Earlier, the Kremlin said it had been ready for several days to start handing over the bodies of Ukrainian soldiers killed in the war but that Ukraine was still discussing the details.
The planned transfer of thousands of war dead was the other tangible result of the Istanbul talks, which resumed last month after a gap of more than three years but have made no progress towards a ceasefire.
Russia has said it is ready to hand over the bodies of more than 6000 Ukrainian soldiers and receive any bodies of Russian soldiers which Ukraine is able to return.

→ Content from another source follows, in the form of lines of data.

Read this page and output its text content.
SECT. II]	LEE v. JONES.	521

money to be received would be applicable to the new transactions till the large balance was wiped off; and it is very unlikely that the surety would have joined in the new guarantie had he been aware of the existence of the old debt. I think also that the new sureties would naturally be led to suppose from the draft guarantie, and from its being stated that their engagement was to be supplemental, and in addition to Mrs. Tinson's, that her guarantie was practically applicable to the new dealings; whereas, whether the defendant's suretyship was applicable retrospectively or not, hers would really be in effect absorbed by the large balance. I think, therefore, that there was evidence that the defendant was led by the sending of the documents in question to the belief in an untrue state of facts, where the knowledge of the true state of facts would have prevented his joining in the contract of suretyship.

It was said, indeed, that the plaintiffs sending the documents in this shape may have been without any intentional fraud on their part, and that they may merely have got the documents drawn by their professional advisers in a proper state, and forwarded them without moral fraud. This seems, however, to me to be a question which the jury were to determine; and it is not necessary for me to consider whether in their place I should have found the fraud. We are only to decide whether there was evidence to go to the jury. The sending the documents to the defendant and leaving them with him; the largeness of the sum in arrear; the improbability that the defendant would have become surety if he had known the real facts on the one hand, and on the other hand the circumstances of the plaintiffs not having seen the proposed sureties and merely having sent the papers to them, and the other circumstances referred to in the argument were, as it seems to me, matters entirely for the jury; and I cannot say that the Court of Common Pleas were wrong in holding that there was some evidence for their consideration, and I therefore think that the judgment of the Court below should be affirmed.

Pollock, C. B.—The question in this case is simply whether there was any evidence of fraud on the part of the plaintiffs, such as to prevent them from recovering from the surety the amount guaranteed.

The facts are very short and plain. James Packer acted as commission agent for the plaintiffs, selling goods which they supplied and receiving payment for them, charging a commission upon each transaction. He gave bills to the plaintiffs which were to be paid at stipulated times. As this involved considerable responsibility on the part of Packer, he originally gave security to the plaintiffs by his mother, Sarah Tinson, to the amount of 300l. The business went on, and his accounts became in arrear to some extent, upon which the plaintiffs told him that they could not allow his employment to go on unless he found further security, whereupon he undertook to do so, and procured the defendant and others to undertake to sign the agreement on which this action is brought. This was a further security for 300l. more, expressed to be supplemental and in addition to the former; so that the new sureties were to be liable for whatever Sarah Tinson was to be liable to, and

But Kremlin aide Vladimir Medinsky said on Saturday that the Russian side had shown up at the agreed exchange point with the bodies of 1212 Ukrainian dead soldiers only to find nobody from Ukraine to take them.
Ukrainian President Volodymyr Zelenskiy has accused Russia of "trying to play some kind of dirty political and information game" around the issue of the exchanges.
Kremlin spokesman Dmitry Peskov said on Tuesday: "There is no final understanding. Contact is being made, numbers are being compared. As soon as there is a final understanding, then we hope this exchange will take place."
Russian state media has broadcast images of long white refrigerated trucks, containing bodies sealed in individual white bags, parked up near the border.
Ukrainian officials said on Tuesday Russia launched one of its largest air strikes on Kyiv in the war and struck a maternity ward in the southern city of Odesa in attacks that killed at least three people.
The overnight strikes followed Russia's biggest drone assault of the war on Ukraine on Monday and were part of intensified bombardments in what Russia says is retaliation for attacks by Ukrainian forces on Russia.